# Cleat Questions



## jbond007m3 (Jan 26, 2012)

Im not new to cycling im just new to not purchasing cleats at my LBS. My local LBS closed and i need new cleats. 
A little background story will help clarify my confusion.

First setup:
Shimano PD-R540 SPD-SL Shimano PD-R540 SPD-SL Road Pedals - Bike Pedals / Cleats
3 hole cleats, not sure of type (thats the problem)
Worked fine

Second setup:
Look pp296, w/float adjust Look PP-296 Pedals Reviews
Same 3 hole cleats
Works fine

Gave the Wife the Shimano pedals


I need new cleats for the Look pp296 and she needs cleats for the Shimano PD-R540 SPD-SL

I believe i need Look Delta cleats for the Look pedals? Why do the same pedals from my old Shimano PD-R540 SPD-SL fit the Look pp296's, i thought they were two different systems? Also, since my pedals have float adjust i can get 0 float Look Delta cleats and adjust the float to desired setting on the pedals?

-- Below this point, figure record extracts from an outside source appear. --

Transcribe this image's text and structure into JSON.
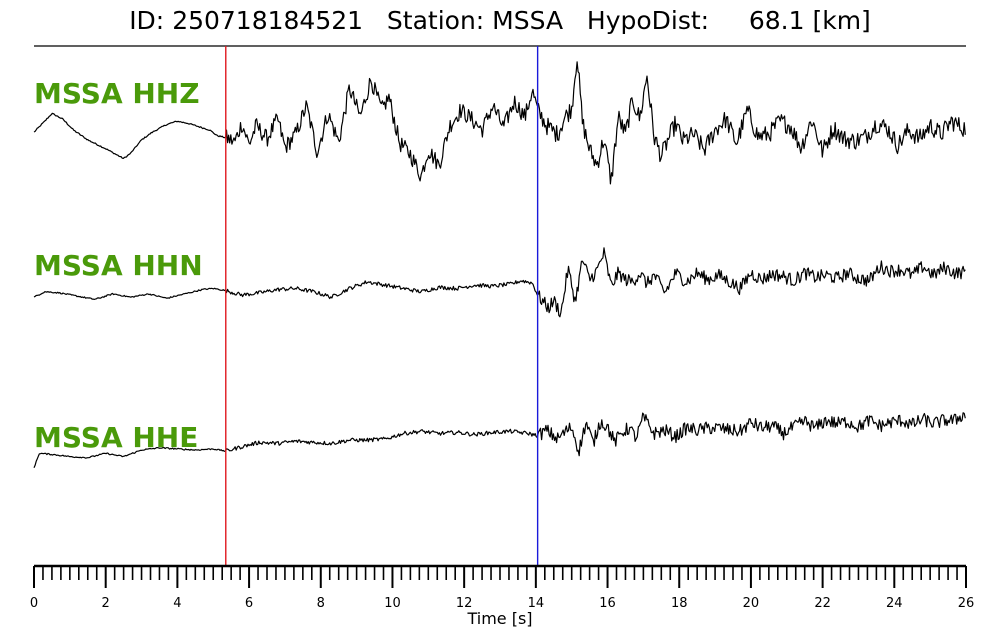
{
  "title": {
    "id_label": "ID:",
    "id_value": "250718184521",
    "station_label": "Station:",
    "station_value": "MSSA",
    "dist_label": "HypoDist:",
    "dist_value": "68.1",
    "dist_unit": "[km]"
  },
  "colors": {
    "trace": "#000000",
    "label": "#4a9a0a",
    "p_pick": "#e0191f",
    "s_pick": "#1a1adb"
  },
  "chart_data": {
    "type": "line",
    "xlabel": "Time [s]",
    "xlim": [
      0,
      26
    ],
    "x_ticks": [
      0,
      2,
      4,
      6,
      8,
      10,
      12,
      14,
      16,
      18,
      20,
      22,
      24,
      26
    ],
    "minor_tick_step": 0.25,
    "picks": [
      {
        "phase": "P",
        "time": 5.35,
        "color": "#e0191f"
      },
      {
        "phase": "S",
        "time": 14.05,
        "color": "#1a1adb"
      }
    ],
    "series": [
      {
        "name": "MSSA HHZ",
        "x": [
          0,
          0.3,
          0.5,
          0.8,
          1.1,
          1.5,
          2.0,
          2.5,
          2.7,
          3.0,
          3.3,
          3.7,
          4.0,
          4.3,
          4.6,
          4.9,
          5.1,
          5.35,
          5.6,
          5.8,
          6.0,
          6.2,
          6.5,
          6.8,
          7.0,
          7.3,
          7.6,
          7.9,
          8.2,
          8.5,
          8.8,
          9.1,
          9.4,
          9.7,
          9.9,
          10.2,
          10.5,
          10.8,
          11.0,
          11.3,
          11.6,
          11.9,
          12.2,
          12.5,
          12.8,
          13.1,
          13.4,
          13.7,
          13.9,
          14.05,
          14.3,
          14.6,
          14.8,
          15.0,
          15.15,
          15.3,
          15.5,
          15.7,
          15.9,
          16.1,
          16.3,
          16.5,
          16.7,
          16.9,
          17.1,
          17.3,
          17.5,
          17.7,
          17.9,
          18.1,
          18.4,
          18.7,
          19.0,
          19.3,
          19.6,
          19.9,
          20.2,
          20.5,
          20.8,
          21.1,
          21.4,
          21.7,
          22.0,
          22.3,
          22.6,
          22.9,
          23.2,
          23.5,
          23.8,
          24.1,
          24.4,
          24.7,
          25.0,
          25.3,
          25.6,
          25.9,
          26.0
        ],
        "y": [
          -0.1,
          0.4,
          0.75,
          0.5,
          0.0,
          -0.45,
          -0.85,
          -1.3,
          -1.05,
          -0.45,
          -0.1,
          0.25,
          0.4,
          0.3,
          0.15,
          0.0,
          -0.25,
          -0.35,
          -0.55,
          0.3,
          -0.65,
          0.2,
          -0.4,
          0.5,
          -0.8,
          -0.2,
          1.1,
          -1.0,
          0.75,
          -0.55,
          1.9,
          0.6,
          2.3,
          0.9,
          1.5,
          -0.6,
          -1.1,
          -2.1,
          -0.9,
          -1.6,
          0.2,
          0.9,
          0.5,
          0.0,
          1.1,
          0.1,
          1.3,
          0.6,
          1.8,
          0.9,
          0.2,
          -0.2,
          0.55,
          1.0,
          3.4,
          0.35,
          -0.9,
          -1.6,
          -0.4,
          -2.35,
          0.6,
          -0.2,
          1.4,
          0.5,
          2.5,
          -0.3,
          -1.2,
          -0.4,
          0.3,
          -0.5,
          -0.2,
          -0.9,
          0.0,
          0.5,
          -0.6,
          0.9,
          -0.3,
          -0.2,
          0.4,
          0.2,
          -0.8,
          0.5,
          -1.0,
          0.1,
          -0.4,
          -0.5,
          -0.3,
          0.3,
          0.1,
          -0.7,
          0.0,
          -0.4,
          0.2,
          -0.2,
          0.4,
          0.1,
          0.1
        ]
      },
      {
        "name": "MSSA HHN",
        "x": [
          0,
          0.3,
          0.7,
          1.2,
          1.7,
          2.2,
          2.7,
          3.2,
          3.7,
          4.2,
          4.7,
          5.0,
          5.35,
          5.8,
          6.3,
          6.8,
          7.3,
          7.8,
          8.3,
          8.8,
          9.3,
          9.8,
          10.3,
          10.8,
          11.3,
          11.8,
          12.3,
          12.8,
          13.3,
          13.6,
          13.9,
          14.05,
          14.2,
          14.35,
          14.5,
          14.7,
          14.9,
          15.1,
          15.3,
          15.5,
          15.7,
          15.9,
          16.1,
          16.3,
          16.5,
          16.7,
          16.9,
          17.1,
          17.3,
          17.6,
          17.9,
          18.2,
          18.5,
          18.8,
          19.1,
          19.4,
          19.7,
          20.0,
          20.3,
          20.6,
          20.9,
          21.2,
          21.5,
          21.8,
          22.1,
          22.4,
          22.7,
          23.0,
          23.3,
          23.6,
          23.9,
          24.2,
          24.5,
          24.8,
          25.1,
          25.4,
          25.7,
          26.0
        ],
        "y": [
          -0.1,
          0.15,
          0.1,
          -0.05,
          -0.2,
          0.05,
          -0.1,
          0.05,
          -0.15,
          0.05,
          0.25,
          0.3,
          0.2,
          0.0,
          0.1,
          0.25,
          0.3,
          0.15,
          -0.1,
          0.3,
          0.6,
          0.45,
          0.3,
          0.15,
          0.35,
          0.3,
          0.45,
          0.4,
          0.5,
          0.65,
          0.55,
          0.0,
          -0.3,
          -0.6,
          -0.25,
          -0.85,
          1.2,
          -0.3,
          1.6,
          0.7,
          1.1,
          1.9,
          0.4,
          1.0,
          0.7,
          0.6,
          1.0,
          0.5,
          0.9,
          0.1,
          1.0,
          0.6,
          1.0,
          0.7,
          0.9,
          0.6,
          0.3,
          1.0,
          0.7,
          0.95,
          0.85,
          0.65,
          1.0,
          0.8,
          0.9,
          0.75,
          1.0,
          0.75,
          0.65,
          1.3,
          1.1,
          1.15,
          0.9,
          1.3,
          0.9,
          1.25,
          1.0,
          1.05
        ]
      },
      {
        "name": "MSSA HHE",
        "x": [
          0,
          0.15,
          0.5,
          1.0,
          1.5,
          2.0,
          2.5,
          3.0,
          3.5,
          4.0,
          4.5,
          5.0,
          5.35,
          5.8,
          6.3,
          6.8,
          7.3,
          7.8,
          8.3,
          8.8,
          9.3,
          9.8,
          10.3,
          10.8,
          11.3,
          11.8,
          12.3,
          12.8,
          13.3,
          13.8,
          14.05,
          14.3,
          14.6,
          14.8,
          15.0,
          15.2,
          15.4,
          15.6,
          15.8,
          16.0,
          16.2,
          16.4,
          16.6,
          16.8,
          17.0,
          17.3,
          17.6,
          17.9,
          18.2,
          18.5,
          18.8,
          19.1,
          19.4,
          19.7,
          20.0,
          20.3,
          20.6,
          20.9,
          21.2,
          21.5,
          21.8,
          22.1,
          22.4,
          22.7,
          23.0,
          23.3,
          23.6,
          23.9,
          24.2,
          24.5,
          24.8,
          25.1,
          25.4,
          25.7,
          25.9,
          26.0
        ],
        "y": [
          -0.8,
          -0.15,
          -0.2,
          -0.3,
          -0.35,
          -0.15,
          -0.3,
          0.0,
          0.1,
          0.05,
          0.0,
          0.05,
          -0.05,
          0.15,
          0.35,
          0.3,
          0.4,
          0.35,
          0.3,
          0.45,
          0.45,
          0.5,
          0.75,
          0.85,
          0.75,
          0.8,
          0.7,
          0.8,
          0.85,
          0.75,
          0.65,
          0.9,
          0.5,
          0.8,
          1.05,
          -0.05,
          1.25,
          0.3,
          1.3,
          1.05,
          0.35,
          0.8,
          1.0,
          0.55,
          1.5,
          0.75,
          0.9,
          0.6,
          1.0,
          0.9,
          1.0,
          1.0,
          0.9,
          0.85,
          1.25,
          1.0,
          1.1,
          0.75,
          1.05,
          1.3,
          1.0,
          1.35,
          1.2,
          1.3,
          1.05,
          1.35,
          1.1,
          1.25,
          1.35,
          1.15,
          1.4,
          1.2,
          1.35,
          1.35,
          1.6,
          1.5
        ]
      }
    ]
  }
}
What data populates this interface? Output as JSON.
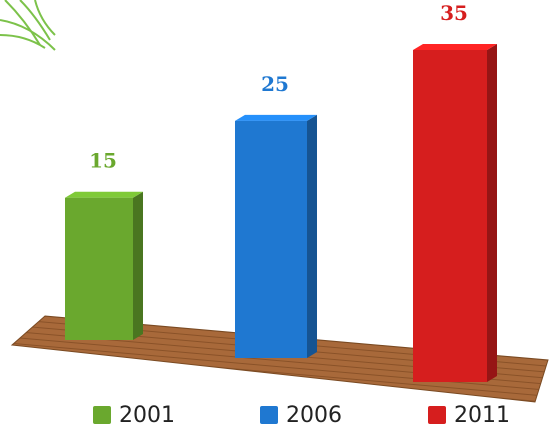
{
  "chart_data": {
    "type": "bar",
    "categories": [
      "2001",
      "2006",
      "2011"
    ],
    "values": [
      15,
      25,
      35
    ],
    "colors": [
      "#6aa82e",
      "#1f78d1",
      "#d61e1e"
    ]
  }
}
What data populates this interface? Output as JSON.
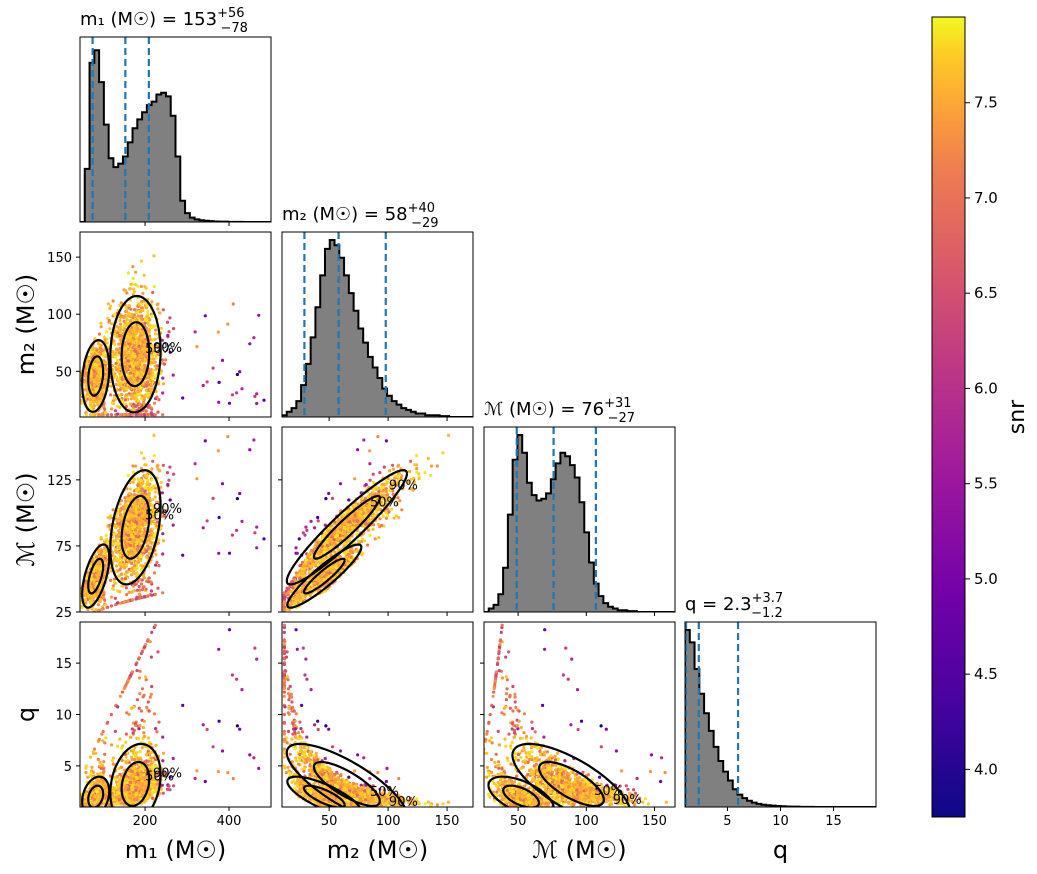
{
  "chart_data": {
    "type": "scatter",
    "layout": "corner-plot",
    "colormap": "plasma",
    "colorbar": {
      "label": "snr",
      "range": [
        3.75,
        7.95
      ],
      "ticks": [
        "4.0",
        "4.5",
        "5.0",
        "5.5",
        "6.0",
        "6.5",
        "7.0",
        "7.5"
      ],
      "tick_values": [
        4.0,
        4.5,
        5.0,
        5.5,
        6.0,
        6.5,
        7.0,
        7.5
      ]
    },
    "histogram_fill": "#808080",
    "quantile_line_color": "#1f77b4",
    "contour_levels": [
      "50%",
      "90%"
    ],
    "parameters": [
      {
        "key": "m1",
        "xlabel": "m₁ (M☉)",
        "range": [
          45,
          500
        ],
        "ticks": [
          200,
          400
        ],
        "title": "m₁ (M☉) = 153",
        "title_sup": "+56",
        "title_sub": "−78",
        "median": 153,
        "lower": 75,
        "upper": 209,
        "hist": [
          0.0,
          0.3,
          0.9,
          0.97,
          0.79,
          0.55,
          0.36,
          0.31,
          0.33,
          0.37,
          0.45,
          0.53,
          0.58,
          0.62,
          0.66,
          0.68,
          0.72,
          0.73,
          0.71,
          0.6,
          0.37,
          0.12,
          0.05,
          0.025,
          0.015,
          0.01,
          0.007,
          0.005,
          0.003,
          0.002,
          0.002,
          0.001,
          0.001,
          0.001,
          0.0,
          0.0,
          0.0,
          0.0,
          0.0,
          0.0
        ]
      },
      {
        "key": "m2",
        "xlabel": "m₂ (M☉)",
        "ylabel": "m₂ (M☉)",
        "range": [
          10,
          172
        ],
        "ticks": [
          50,
          100,
          150
        ],
        "title": "m₂ (M☉) = 58",
        "title_sup": "+40",
        "title_sub": "−29",
        "median": 58,
        "lower": 29,
        "upper": 98,
        "hist": [
          0.01,
          0.03,
          0.05,
          0.09,
          0.18,
          0.3,
          0.45,
          0.62,
          0.8,
          0.95,
          1.0,
          0.97,
          0.9,
          0.8,
          0.7,
          0.6,
          0.5,
          0.42,
          0.34,
          0.28,
          0.22,
          0.16,
          0.12,
          0.09,
          0.07,
          0.05,
          0.04,
          0.03,
          0.02,
          0.02,
          0.01,
          0.01,
          0.01,
          0.005,
          0.005,
          0.0,
          0.0,
          0.0,
          0.0,
          0.0
        ]
      },
      {
        "key": "mc",
        "xlabel": "ℳ (M☉)",
        "ylabel": "ℳ (M☉)",
        "range": [
          25,
          165
        ],
        "ticks": [
          50,
          100,
          150
        ],
        "yticks": [
          25,
          75,
          125
        ],
        "title": "ℳ (M☉) = 76",
        "title_sup": "+31",
        "title_sub": "−27",
        "median": 76,
        "lower": 49,
        "upper": 107,
        "hist": [
          0.0,
          0.02,
          0.04,
          0.1,
          0.25,
          0.55,
          0.86,
          1.0,
          0.9,
          0.73,
          0.66,
          0.63,
          0.64,
          0.67,
          0.75,
          0.84,
          0.9,
          0.88,
          0.83,
          0.76,
          0.62,
          0.45,
          0.28,
          0.16,
          0.09,
          0.05,
          0.03,
          0.02,
          0.01,
          0.01,
          0.005,
          0.005,
          0.0,
          0.0,
          0.0,
          0.0,
          0.0,
          0.0,
          0.0,
          0.0
        ]
      },
      {
        "key": "q",
        "xlabel": "q",
        "ylabel": "q",
        "range": [
          1,
          19
        ],
        "ticks": [
          5,
          10,
          15
        ],
        "yticks": [
          5,
          10,
          15
        ],
        "title": "q = 2.3",
        "title_sup": "+3.7",
        "title_sub": "−1.2",
        "median": 2.3,
        "lower": 1.1,
        "upper": 6.0,
        "hist": [
          1.0,
          0.93,
          0.78,
          0.64,
          0.53,
          0.43,
          0.34,
          0.26,
          0.2,
          0.15,
          0.1,
          0.07,
          0.05,
          0.035,
          0.025,
          0.018,
          0.013,
          0.01,
          0.008,
          0.006,
          0.004,
          0.003,
          0.002,
          0.002,
          0.001,
          0.001,
          0.001,
          0.0,
          0.0,
          0.0,
          0.0,
          0.0,
          0.0,
          0.0,
          0.0,
          0.0,
          0.0,
          0.0,
          0.0,
          0.0
        ]
      }
    ],
    "first_ylabel": "m₂ (M☉)",
    "scatter_note": "samples colored by snr; 50% and 90% credible contours drawn"
  }
}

Are some Shimano pedals compatible with Look Delta cleats, or visa versa? Is that why my same cleats worked with both the Look and Shimano pedals? Or do i just think they work but they are really just "kinda" compatible?



So long story short:
What type of cleats do i need for each pedal?


----------



## mpre53 (Oct 25, 2011)

All Shimano SPD-SL pedals, from 540 to Dura Ace, use the same cleats. Yellow tabs for 6 degrees of float, pink tabs for 0 float. I started with float, and now use 0 float.

I've never used any other pedal system---can't help you with Look. I like the relative walkability of SPD-SL, and I'm from the if it ain't broke don't fix it school.


----------



## PJ352 (Dec 5, 2007)

I'm not understanding all of your post, but suffice to say the older (and by that I mean early '90's) Shimano road pedals were LOOK compatible, but no more. 

Your wife's Shimano's need Shimano SPD-SL cleats (yellow have 6 degree float, black are fixed)
Shimano SPD-SL Cleat Set: Amazon.com: Sports & Outdoors

You need LOOK Delta's. Go to the link below and under description you'll find some useful specs. Because your pedals have adjustable free ARC float, I believe you can only use the reds w/ adjustable float at the pedal. 
Look Delta Road Cleats at REI.com


----------



## jbond007m3 (Jan 26, 2012)

Thats exactly why i am confused. My SPD yellows fit in my Look pedals. Has anyone else noticed this?


----------



## JasonLopez (Aug 19, 2012)

jbond007m3 said:


> Thats exactly why i am confused. My SPD yellows fit in my Look pedals. Has anyone else noticed this?


Yes. In fact when I noticed this I ran them on my classic Look's on my MTB for months. I actually developed a knee problem because of how they are "loose" and move around but will stay clipped in and solid. Also don't use the same cleat on both pedal systems, the difference in wear causes your cleats to suddenly break out under serious power. Very dangerous.

It's funny I read this, I thought I was the only one who has ever done this. Had a good laugh.


----------